К сожалению, нет, извинился я. Мы разыскиваем одного человека, участвовавшего в событиях той ночи. Я должен навести справки в монастырском архиве. Не будет ли святой отец любезен дать мне допуск?
По суровому лицу настоятеля прошла какая-то рябь. Еще один участник? И он тоже имеет отношение к обители? Нет, он, конечно, понимает, что идет следствие, и он, разумеется, окажет содействие, вот, пожалуйста…
Святой отец был явно растерян. Он хотел что-то спросить, но не решался. Я ждал. Наконец он решился. Тот человек, которого мы разыскиваем, — это подозреваемый в убийстве? И мы намерены сообщить об этом репортерам? Это было бы ужасно, если бы в его монастыре… У них никогда, всегда…
Я твердо заверил отца Кирилла, что до окончания расследования никакие версии и шаги следствия оглашаться не будут и что я лично постараюсь оградить репутацию его уважаемого монастыря. «Поелику представится возможным», — как можно любезнее закончил я.

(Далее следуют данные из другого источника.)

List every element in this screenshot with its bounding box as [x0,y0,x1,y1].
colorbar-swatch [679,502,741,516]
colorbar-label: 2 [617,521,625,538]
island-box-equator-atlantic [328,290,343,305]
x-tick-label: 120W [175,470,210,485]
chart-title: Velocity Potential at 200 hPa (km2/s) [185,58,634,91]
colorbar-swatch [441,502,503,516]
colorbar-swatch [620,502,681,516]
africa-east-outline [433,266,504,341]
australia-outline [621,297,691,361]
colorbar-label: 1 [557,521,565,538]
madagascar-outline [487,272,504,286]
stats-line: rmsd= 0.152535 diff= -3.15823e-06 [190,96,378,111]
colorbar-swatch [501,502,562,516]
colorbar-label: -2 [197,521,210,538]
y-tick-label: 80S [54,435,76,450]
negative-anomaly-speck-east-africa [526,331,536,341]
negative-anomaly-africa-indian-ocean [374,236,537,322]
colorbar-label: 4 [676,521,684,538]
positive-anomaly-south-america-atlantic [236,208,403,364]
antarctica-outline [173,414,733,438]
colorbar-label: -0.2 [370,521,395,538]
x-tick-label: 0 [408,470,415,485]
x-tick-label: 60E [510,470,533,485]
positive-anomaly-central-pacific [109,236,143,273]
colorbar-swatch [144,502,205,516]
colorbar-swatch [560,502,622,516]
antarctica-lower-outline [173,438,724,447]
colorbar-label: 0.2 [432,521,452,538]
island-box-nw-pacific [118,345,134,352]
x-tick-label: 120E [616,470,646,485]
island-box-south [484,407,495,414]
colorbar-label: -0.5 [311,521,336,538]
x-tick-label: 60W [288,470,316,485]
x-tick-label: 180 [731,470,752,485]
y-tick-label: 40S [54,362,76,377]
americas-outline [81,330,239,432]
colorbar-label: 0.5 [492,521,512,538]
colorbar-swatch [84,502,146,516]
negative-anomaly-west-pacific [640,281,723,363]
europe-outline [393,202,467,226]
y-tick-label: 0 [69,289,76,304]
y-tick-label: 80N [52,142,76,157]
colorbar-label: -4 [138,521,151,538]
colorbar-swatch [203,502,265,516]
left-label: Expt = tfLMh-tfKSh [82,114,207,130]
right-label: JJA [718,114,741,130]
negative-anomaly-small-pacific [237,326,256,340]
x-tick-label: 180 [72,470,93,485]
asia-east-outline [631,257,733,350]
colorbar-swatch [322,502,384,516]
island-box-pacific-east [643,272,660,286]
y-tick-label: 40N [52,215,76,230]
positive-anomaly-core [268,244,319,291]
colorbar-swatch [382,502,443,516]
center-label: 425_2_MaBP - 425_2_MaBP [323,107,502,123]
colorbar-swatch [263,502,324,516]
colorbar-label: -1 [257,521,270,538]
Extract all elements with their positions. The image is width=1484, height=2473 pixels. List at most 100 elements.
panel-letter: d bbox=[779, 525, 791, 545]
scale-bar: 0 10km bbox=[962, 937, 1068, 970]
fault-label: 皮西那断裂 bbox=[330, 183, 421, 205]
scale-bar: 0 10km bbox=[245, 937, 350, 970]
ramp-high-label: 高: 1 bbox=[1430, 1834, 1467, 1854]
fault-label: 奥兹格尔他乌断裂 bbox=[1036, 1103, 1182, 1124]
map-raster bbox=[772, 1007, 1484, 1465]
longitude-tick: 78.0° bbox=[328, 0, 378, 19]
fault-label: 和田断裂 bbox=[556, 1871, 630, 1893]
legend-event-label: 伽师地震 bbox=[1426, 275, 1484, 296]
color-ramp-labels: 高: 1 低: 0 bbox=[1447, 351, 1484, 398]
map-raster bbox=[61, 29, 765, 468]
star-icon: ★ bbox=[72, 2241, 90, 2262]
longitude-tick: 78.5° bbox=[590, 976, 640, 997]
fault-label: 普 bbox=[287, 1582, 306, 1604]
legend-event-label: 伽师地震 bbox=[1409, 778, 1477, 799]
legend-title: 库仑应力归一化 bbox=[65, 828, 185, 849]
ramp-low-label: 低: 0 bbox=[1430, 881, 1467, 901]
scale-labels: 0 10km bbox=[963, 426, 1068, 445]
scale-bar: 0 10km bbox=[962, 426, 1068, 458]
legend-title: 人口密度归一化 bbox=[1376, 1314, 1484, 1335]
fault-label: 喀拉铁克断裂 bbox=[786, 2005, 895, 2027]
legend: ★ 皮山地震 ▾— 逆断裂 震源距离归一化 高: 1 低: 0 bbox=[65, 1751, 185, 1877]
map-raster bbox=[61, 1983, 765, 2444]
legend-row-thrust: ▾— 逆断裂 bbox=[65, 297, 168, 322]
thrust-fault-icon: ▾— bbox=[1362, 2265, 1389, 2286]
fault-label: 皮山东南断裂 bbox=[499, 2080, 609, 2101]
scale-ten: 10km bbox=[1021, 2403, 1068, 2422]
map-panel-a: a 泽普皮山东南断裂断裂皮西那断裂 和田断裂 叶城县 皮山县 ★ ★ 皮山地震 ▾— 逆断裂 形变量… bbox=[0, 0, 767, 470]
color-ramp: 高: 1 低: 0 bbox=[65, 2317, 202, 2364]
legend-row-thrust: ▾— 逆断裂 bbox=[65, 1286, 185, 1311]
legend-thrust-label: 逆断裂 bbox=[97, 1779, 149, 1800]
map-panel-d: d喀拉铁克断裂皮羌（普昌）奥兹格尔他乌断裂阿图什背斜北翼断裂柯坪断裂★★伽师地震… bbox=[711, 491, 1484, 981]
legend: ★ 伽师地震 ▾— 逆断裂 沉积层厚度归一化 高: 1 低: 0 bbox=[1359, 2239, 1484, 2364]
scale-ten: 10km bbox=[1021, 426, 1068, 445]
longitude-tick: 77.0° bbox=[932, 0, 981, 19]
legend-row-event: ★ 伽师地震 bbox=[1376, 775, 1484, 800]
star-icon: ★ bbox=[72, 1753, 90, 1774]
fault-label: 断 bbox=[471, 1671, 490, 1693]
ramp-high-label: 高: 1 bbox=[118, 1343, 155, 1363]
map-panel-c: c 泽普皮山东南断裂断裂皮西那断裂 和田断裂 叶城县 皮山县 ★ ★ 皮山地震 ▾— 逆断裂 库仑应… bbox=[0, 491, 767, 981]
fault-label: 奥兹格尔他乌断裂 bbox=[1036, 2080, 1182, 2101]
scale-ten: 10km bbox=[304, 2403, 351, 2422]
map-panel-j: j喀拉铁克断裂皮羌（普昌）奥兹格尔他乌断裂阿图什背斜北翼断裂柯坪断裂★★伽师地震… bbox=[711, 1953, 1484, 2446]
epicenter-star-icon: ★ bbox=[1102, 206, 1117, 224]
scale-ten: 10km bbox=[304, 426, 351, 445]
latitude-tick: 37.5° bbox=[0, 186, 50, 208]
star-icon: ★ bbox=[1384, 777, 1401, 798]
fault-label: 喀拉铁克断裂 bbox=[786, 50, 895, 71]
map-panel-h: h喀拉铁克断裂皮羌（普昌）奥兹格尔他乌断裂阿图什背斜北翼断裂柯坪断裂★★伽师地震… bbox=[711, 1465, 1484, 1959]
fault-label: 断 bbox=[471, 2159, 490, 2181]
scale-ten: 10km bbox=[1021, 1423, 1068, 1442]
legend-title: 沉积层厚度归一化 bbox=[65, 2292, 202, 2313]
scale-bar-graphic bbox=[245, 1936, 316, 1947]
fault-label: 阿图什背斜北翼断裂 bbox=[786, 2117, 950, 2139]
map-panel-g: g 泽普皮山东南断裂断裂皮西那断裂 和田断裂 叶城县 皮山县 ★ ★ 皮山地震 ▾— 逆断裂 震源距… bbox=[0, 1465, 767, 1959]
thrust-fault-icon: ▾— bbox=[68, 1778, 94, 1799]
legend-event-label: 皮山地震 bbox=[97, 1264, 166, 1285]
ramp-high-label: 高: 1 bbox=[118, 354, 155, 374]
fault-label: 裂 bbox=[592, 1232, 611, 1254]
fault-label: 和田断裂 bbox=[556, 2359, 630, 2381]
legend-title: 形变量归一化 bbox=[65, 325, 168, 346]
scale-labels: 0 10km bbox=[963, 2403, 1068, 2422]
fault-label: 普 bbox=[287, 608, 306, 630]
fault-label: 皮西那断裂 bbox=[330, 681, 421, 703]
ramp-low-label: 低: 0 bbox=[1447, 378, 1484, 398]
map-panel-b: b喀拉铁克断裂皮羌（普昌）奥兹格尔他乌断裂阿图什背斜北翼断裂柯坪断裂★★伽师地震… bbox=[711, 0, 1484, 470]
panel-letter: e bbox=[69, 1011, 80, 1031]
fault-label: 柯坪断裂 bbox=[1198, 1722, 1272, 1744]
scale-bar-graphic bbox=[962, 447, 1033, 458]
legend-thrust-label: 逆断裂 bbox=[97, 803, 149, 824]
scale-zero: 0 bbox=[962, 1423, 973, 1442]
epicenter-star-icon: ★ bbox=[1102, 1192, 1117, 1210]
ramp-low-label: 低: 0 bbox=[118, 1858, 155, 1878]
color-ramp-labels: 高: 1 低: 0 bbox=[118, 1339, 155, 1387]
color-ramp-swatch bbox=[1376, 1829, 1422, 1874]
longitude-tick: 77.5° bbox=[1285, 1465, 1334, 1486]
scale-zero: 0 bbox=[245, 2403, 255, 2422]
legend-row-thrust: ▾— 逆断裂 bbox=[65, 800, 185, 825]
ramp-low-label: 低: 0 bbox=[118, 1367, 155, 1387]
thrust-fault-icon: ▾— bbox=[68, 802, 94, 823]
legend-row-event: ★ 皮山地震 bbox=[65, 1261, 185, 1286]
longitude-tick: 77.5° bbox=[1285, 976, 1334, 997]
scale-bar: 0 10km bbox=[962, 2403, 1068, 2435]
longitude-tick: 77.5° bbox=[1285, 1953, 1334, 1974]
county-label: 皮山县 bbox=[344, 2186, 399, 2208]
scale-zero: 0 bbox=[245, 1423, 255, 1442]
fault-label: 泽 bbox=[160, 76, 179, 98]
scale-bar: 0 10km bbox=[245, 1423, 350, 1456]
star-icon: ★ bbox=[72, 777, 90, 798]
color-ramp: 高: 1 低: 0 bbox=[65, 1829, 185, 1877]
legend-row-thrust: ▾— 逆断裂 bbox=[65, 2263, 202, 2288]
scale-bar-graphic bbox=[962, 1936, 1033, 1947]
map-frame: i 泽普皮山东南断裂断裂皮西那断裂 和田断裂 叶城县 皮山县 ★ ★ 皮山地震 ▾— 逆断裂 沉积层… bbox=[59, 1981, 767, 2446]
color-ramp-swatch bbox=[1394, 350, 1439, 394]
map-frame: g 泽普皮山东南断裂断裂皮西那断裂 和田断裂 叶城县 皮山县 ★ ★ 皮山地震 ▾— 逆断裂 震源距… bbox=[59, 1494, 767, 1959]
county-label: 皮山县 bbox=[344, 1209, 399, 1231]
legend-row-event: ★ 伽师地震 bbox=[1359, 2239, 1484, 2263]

Вряд ли я его успокоил.
Поиски в архиве не дали ничего. Я пропустил через наш главный определитель фотографии всех обитателей монастыря, живших в нем в одно время с Путинцевым. «Существенного сходства» с незнакомцем — служебный термин, позволяющий продолжать поиски в этом направлении, — не было отмечено ни у кого. В сущности, главу «Свято-Троицкий монастырь» следовало закрывать, однако я, можно сказать, помимо своей воли, уже набирал код Тобольска. Я страшно хотел, я должен был узнать, что представлял собой глава «Дома Гармонии» в период духовных исканий.
Отец Афанасий, несмотря на свой высокий пост, не выглядел ни суровым, ни величественным — нет, скорее грустным и озабоченным. Когда же я сообщил о цели своего визита, его лицо выразило настоящее горе. Да, он знает о трагедии. Он безмерно скорбит о погибших, особенно о Максиме Путинцеве, которого знал как Мефодия. Он молится о спасении его души. Разумеется, он не забыл его; он не смог бы этого сделать ни при каких обстоятельствах. Они провели пять лет в одной келье; пять лет непрерывного и очень глубокого духовного общения, пять лет взаимных признаний, клятв, даже исповедей, обсуждений, споров. А под конец, к прискорбию, и ссор. Рассказать подробнее? О, конечно, если это может помочь.
Видите ли, на вопрос, каким был его товарищ, нельзя ответить одной фразой. Максим-Мефодий очень изменился за годы, проведенные в монастыре. При своем появлении в обители он производил впечатление человека, пережившего тяжелое потрясение, может быть, горе. Был молчалив, подавлен, брался за любую самую тяжелую работу, с радостью принимал строгое послушание. Складывалось впечатление, что он стремится искупить какую-то вину. Что было у него на душе, какой грех? Об этом знали настоятель отец Даниил и их духовник отец Никодим, но они унесли эту тайну с собой.